Indian artisans and weavers display cultural heritage at CCIC :

Posted by-Kalki Team

Exclusive handcrafted creations by National-award-winning artisans and weavers from across the country is on display.

The exhibition, titled "Dharohar", is an initiative of the Textile Ministry along with Central Cottage Industries Corporation (CCIC) of India and aims to promote Indian handicrafts and craftsmanship.

Kashmir-based artiste Mohammed Shafi Nagu, who is displaying a collection of his exquisite Papier Machie Boxes inspired from the flora of the valley, says he combines paper with natural glue and delicately shapes them putting successive layers of paper pulp.

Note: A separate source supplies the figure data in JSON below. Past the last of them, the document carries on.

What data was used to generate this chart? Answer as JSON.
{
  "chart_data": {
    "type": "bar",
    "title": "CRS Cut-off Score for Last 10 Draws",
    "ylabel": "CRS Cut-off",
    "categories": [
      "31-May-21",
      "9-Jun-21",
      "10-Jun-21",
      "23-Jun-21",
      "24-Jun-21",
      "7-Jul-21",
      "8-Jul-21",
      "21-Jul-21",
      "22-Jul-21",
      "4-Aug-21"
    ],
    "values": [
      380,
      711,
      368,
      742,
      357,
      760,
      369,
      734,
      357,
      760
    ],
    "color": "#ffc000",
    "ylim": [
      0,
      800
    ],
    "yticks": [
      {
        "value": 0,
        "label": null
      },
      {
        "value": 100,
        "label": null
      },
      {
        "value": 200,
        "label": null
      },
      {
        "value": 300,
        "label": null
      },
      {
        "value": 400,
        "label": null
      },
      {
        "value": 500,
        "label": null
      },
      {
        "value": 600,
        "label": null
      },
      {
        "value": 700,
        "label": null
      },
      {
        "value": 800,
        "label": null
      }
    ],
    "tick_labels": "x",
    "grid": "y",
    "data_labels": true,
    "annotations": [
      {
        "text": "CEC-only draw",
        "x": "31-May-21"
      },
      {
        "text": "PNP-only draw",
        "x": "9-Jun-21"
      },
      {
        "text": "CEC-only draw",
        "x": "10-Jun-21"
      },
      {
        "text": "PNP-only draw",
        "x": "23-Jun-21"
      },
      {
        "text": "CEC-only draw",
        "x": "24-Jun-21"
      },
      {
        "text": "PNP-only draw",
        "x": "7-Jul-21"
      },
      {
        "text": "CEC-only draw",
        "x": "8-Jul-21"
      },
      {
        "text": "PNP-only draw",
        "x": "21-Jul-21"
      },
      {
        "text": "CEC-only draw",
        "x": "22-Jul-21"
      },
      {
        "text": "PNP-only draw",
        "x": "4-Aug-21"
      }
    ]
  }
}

"It takes 10-12 days to prepare a hard surface which is smoothened with a special stone called karkod. These are hand-crafted and hand-painted where we use vibrant water-based colours to paint chinar trees and other beautiful flora of our state," Nagu says.

The artiste, who has been in the trade since his childhood, says it is a family legacy.

Pieces overlaid with cut and polished panels of camel bone and inscribed with traditional designs are another visual treat at the exhibition.

The craved perfume casket Itra Daan represents mughal grandeur, which craftsperson Abul Hasib has successfully revived.

"The bone is first cleansed with chemical hydroxyl to remove the impurities. We cut it in different dimensions, polish and then carve it with authentic designs to create art pieces," says Habib.

The exhibition also offers a collection of handlooms presenting the culture and colours of India. From famous Pashmina stoles to benarasi hand woven apparels all have been capsuled at one place.

Brass metal works made with traditional techniques are being displayed by artiste Chanchal Chakraborty.

"It is an old craft of India and Islamic influence enriched it further. We use the sand casting technique to caste different components in brass and give the artifact final finish using different types of chemicals," says Chakraborty.

Ram Dayal Sharma draws inspiration from old Rajputana rifles to create a gun in Trakashi works- generally done on teakwood or sheesham.

An interactive session with master craftspeople demonstrating the process of making art pieces will also be organised by CCIC.

"We have taken this initiative to promote Indian crafts and encourage the artistes with a view to increase awareness," says Pramod Nagpal, Managing Director, CCIC.

The exhibition, which is underway at CCIC, is set to continue till December 15.